History repeats itself in Congress with a dangerous reverse twist

There is a ghost hanging over the confrontation between the Republican Senate and the Democratic president. The high drama of the fight over the Senate ratification of the League of Nations, championed by President Woodrow Wilson in January 1918, is being revived, albeit over a different international issue, by the Senate’s all-or-nothing strategy to sink a possible agreement with Iran aimed at preventing its acquisition of a nuclear weapon.

In 1918, Republicans had won control of both the House and the Senate; their majority leader, Henry Cabot Lodge, had offered a number of reservations to the charter of the nascent League, but President Wilson refused to compromise. The following year, Wilson was incapacitated and his successor, the Republican Warren Harding, made sure that the United States would never ratify the covenant.

On June 1919, 44 countries signed the covenant. The withdrawal of the United States was particularly ironic as President Wilson had been awarded the Nobel Peace Price for his efforts to establish the League. He promoted it in a 14-point speech to a joint session of Congress in January 1918. The League of Nations came into being in January 1920 with a host of constitutional organs, including the Court of International Justice. Initially, the League Council had four permanent members. In 1926 Germany joined as a permanent member but later it left the League along with Japan. The history of the League of Nations recorded some success in resolving international disputes but also spectacular failures such as the inability to stop the Italian invasion of Abyssinia in 1935 through the imposition of sanctions. Ultimately, the League was impotent to stop events leading to World War II. During the war, it continued to exist legally until 1943 when the allied powers decided to replace it with a new organization, the United Nations.

Looking back at the battle of wills between a Democratic president and the Republican leader in the Senate at the culmination of World War I, it is obvious that the tables are turned and that it is Congress that is not in the mood to compromise over a document that has not even been signed. It is also obvious that the controversy that has exploded over the letter addressed to Iran by 47 Republican senators, with the clear intent to sabotage a nuclear deal with Tehran, has eliminated any possibility for improved relations between President Obama and Republican lawmakers.
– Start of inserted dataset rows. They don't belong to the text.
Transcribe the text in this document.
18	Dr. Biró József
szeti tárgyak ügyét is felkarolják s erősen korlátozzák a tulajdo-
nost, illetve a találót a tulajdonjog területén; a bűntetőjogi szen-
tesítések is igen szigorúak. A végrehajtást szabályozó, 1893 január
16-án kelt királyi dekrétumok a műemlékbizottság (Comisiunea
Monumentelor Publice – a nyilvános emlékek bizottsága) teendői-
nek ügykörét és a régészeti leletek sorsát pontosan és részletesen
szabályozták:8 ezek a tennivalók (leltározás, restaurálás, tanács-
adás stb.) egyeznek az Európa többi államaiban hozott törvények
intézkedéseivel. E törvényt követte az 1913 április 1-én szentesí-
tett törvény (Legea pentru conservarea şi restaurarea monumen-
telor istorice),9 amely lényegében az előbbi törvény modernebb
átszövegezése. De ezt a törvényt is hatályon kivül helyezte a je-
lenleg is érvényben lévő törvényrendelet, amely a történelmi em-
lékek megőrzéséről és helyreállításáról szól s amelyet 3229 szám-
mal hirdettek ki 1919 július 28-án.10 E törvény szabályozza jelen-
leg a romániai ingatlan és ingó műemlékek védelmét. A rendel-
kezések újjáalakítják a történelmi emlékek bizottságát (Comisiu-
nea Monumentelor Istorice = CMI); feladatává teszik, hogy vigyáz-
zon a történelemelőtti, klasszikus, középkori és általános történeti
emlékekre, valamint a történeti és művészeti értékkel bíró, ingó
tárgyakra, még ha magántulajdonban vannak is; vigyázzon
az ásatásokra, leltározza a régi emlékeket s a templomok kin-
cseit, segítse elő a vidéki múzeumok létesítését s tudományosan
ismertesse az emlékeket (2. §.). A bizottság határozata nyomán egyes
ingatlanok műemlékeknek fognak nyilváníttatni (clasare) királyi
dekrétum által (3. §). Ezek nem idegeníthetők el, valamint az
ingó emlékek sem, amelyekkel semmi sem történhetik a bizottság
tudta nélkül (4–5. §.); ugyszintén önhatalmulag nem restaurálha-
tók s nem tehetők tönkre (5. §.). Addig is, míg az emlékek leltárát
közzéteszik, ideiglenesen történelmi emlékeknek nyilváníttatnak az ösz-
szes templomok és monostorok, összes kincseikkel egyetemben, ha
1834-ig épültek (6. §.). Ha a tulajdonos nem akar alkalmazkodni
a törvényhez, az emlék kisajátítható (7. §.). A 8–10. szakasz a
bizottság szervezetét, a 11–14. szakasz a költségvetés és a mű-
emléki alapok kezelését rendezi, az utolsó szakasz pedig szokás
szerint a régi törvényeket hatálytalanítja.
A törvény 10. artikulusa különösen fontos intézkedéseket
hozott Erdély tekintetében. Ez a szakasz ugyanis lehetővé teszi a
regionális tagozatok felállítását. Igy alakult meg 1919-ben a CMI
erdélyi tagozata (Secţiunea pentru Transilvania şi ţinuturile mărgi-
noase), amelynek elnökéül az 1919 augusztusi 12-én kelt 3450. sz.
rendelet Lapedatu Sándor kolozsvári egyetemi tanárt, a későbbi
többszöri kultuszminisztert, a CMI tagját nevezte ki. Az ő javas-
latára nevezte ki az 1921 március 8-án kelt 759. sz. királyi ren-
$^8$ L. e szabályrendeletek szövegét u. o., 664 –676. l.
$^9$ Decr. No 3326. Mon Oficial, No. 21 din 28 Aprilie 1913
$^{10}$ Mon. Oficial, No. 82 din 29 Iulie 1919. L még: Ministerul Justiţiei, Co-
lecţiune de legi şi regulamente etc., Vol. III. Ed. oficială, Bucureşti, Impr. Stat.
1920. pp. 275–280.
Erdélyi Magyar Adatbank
Apart from the fact that there is no precedent in U.S. history for senators to go over the head of the chief executive to write to a foreign leader, the controversy embraces far more than constitutional issues as it reveals a single reckless purpose, to kill the negotiations between the United States and five other countries (the so-called P5+1, i.e. five permanent Security Council members plus Germany) and Iran.

To be sure, targeting the president of the United States is not without precedent in American history, but the political offensive launched by a junior and immoderately ambitious senator follows an extraordinary act of defiance by the Republican speaker of the house. Without sharing his intention with the White House, Speaker John Boehner invited a foreign leader, Israeli Prime Minister Netanyahu, to speak before a joint session of Congress, providing him with a forum to condemn President Obama’s nuclear negotiations with Iran.

In simple cynical terms, the Republican Party has been dealing directly with foreign leaders, encouraging them to take a position in open contrast with the administration’s foreign policy directives, going as far as warning foreign leaders against reaching a deal with the United States. The rationale of the Republicans opposing the deal that is shaping up with Iran completely ignores the catastrophic consequences that the failure to reach an agreement would entail, first and foremost war with Iran. The European allies involved in the negotiations are looking aghast at the drama engulfing Washington, just like they did in the 1920s when a U.S. president, at loggerheads with the Senate, refused to compromise with Congress. The withdrawal of the United States from the League of Nations carried a price in the unfolding of events that led to the bloodiest of world wars.

A compromise between the P5+1 and Iran is not unreachable but the Republican majority in Congress is making it far more difficult to achieve. Should they block it altogether, as Mr. Netanyahu is exhorting them to do, the collapse of negotiation would shatter the unanimous front of the allies, who would then feel free to lift many of the sanctions imposed through the years. In fact, the permanent members of the Security Council and Germany have already been discussing the lifting of sanctions against Iran if a nuclear agreement is reached.

A U.N. resolution would make it difficult for Congress to knock down a deal with Iran, no matter that Congress would have to approve the suspension of sanctions by the U.S. government. The other signatories, however, would be free to act, as the signatories of the covenant of the League of Nations were when the United States withdrew.

If negotiations collapse, the sanctions regime will unravel and the United States will take the blame. A nuclear agreement would enhance the security of the United States, Israel and the world. On other hand, the collapse of negotiations may well bring military action by Israel against Iran, probably setting back the Iranian nuclear program by a couple of years, creating the dark hole of a regional crisis that would engulf the United States with enormous political and human costs that may last for generations.

Great damage has already been done to bipartisan cooperation in Congress but more damage will come to the international standing of the United States if negotiations collapse. In the eyes of many nations, and particularly the European allies, it will be the United States that bears the brunt of responsibility for failure to defuse a powder keg in the Middle East.